I agree the output has changed. We watch a lot of older BBC stuff and the presentation is much more "expert talks direct to unmoving camera using words of more than two syllables, and will do so for ten minutes at a stretch. Try to keep up at the back there." Which we like and prefer, incidentally, but that's by the by.
The thing is, should there be a plan to make it "easier" for chunks of the population, or should there be a plan to "enable" the population to appreciate and understand stuff at a more involving and ultimately more interesting level?
The fact that some can't or won't shouldn't mean everyone else has to put up with the lowest common factor.

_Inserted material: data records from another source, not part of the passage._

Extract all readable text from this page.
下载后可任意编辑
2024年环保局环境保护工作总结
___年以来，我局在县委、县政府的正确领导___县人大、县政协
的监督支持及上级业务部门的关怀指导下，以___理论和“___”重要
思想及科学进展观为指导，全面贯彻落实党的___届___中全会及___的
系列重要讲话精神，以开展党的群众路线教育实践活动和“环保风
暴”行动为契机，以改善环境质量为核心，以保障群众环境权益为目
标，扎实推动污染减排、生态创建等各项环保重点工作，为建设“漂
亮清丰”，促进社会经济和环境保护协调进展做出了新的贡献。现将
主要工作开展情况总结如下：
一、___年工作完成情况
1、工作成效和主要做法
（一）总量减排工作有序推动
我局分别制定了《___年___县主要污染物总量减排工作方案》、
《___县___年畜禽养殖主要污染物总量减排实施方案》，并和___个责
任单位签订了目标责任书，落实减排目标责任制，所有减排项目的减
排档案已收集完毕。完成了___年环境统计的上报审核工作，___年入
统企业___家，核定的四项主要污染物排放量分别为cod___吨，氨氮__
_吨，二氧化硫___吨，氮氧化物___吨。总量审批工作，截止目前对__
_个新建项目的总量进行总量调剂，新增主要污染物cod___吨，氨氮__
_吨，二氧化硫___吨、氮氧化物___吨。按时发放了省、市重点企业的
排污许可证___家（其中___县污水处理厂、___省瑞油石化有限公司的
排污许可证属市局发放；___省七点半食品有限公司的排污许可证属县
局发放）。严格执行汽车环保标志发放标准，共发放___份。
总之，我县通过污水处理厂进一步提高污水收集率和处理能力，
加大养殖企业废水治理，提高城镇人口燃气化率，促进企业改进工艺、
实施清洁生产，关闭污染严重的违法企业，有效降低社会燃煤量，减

You might think that the BBC do segregate this stuff off. Simplistically, let BBC4 hold the "hard" stuff, and BBC1 the "easy" - but in fact they just make the BBC4 stuff "easy" as well, so it pleases nobody.
It just means that if you want a bit of challenging, intellectually stimulating output that makes you think "I don't understand that, let me look into it myself and then I'll come back round again" you look away from the BBC.
Maybe there's only six people left who want that kind of stuff, and in the meantime we six have to repeatedly chuck on "The Shock of the New", "Civilisation", "Monitor", "Earth Story"....etc etc.
I'm excluding from this BBC radio, which does still give you the "hard" stuff from time to time.